13. Facilities for consultation online (Telehealth) for situations where people cannot readily access either clinics or domiciliary services.

It's implicit in what you've written, but I wonder if we could specifically mention access to routine care such as vaccinations and preventive screening programmes? Even some moderately affected people miss out on these.

One of the things it's difficult for primary care professionals to grasp is that moderate ME/CFS is a broad and very variable category. There are times when exacerbations / other illnesses push people who'd usually manage to attend a clinic into the severe category, meaning they can't.
 
2. Dedicated nurse practitioner support for ongoing practical care.
Brain bunched so will come back to the full message tomorrow. But just on this point - nurse practitioner might be the right term, but make sure it is. Where I am, conditions like MS, Parkinsons, MND, myaesthenia gravis have Clinical Nurse Specialists, not Advanced Nurse Practitioners. I have heard of an ANP in stroke. But my understanding is that ANPs can be generalists e.g. working in a GP practice. They can also prescribe some drugs, whereas CNSs cannot. And I think ANPs' salaries are higher. I think we want Clinical Nurse Specialists.

We have nurse members who might be able to clarify, or you may have nursing colleagues who can clarify how it works in the UK, though it sounds like the use of these terms may vary between jurisdictions. I found completely contradictory information online about how they differ.
 
I think we want Clinical Nurse Specialists.

Yes, that sounds right. It probably should be specialist nurse but CNS is probably the official title.

It reminds me of the days of nurse consultants. I briefly looked after a labour minister of heath and while chatting I mentioned that it was a pity that to earn a decent salary nurses had to stop being nurses and become administrators (nursing officers) unlike doctors, for whom (practicing) consultant was the highest pay grade. I suggested that a nurse job more like a consultant might be good. WIthin three months it was government policy to have 'Nurse consultants'. It seems someone decided that wasn't quite what was needed subsequently - maybe the nursing officers!
 
10. No provision of (off-label) pharmacological or non-pharmacological treatments without a reliable evidence base, unless as part of well-designed controlled trials.
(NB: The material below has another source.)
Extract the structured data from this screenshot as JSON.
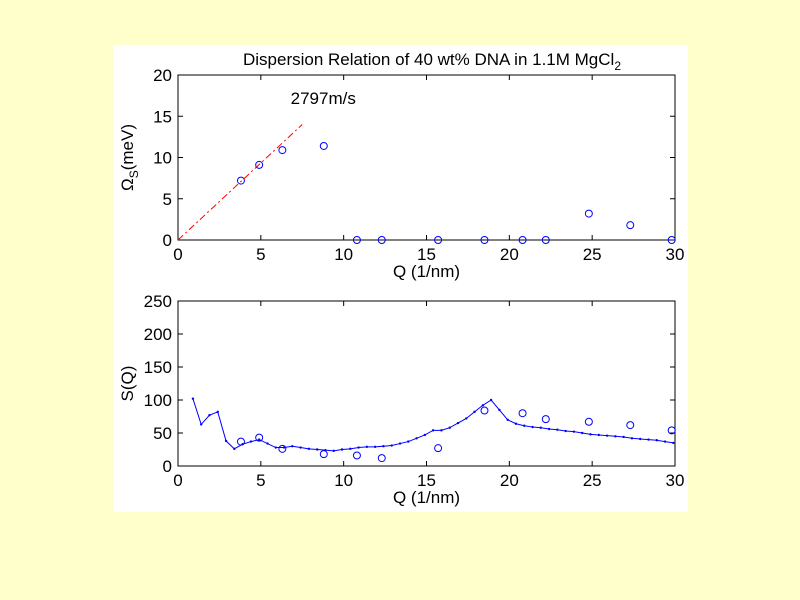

This is gonna get a lot of (especially severe) people intro trouble. I’ve read multiple stories of patients being held in hospital while for example antihistamines were withheld from them. This can seriously harm ability to get the nutrition needed and cause a flare up of symptoms. So it should at least include a clause of continuation of formerly effective treatment even if off label. Staff there love to go: “let’s first stop all your medication and see if that fixes things” in my experience which can cause real and immediate harm.

Plus to lend a termdeveloped in the aids crisis: isn’t there a right to try? Like shouldn’t patients have the chance to trial LDN or LDA even before big trials are finished for example?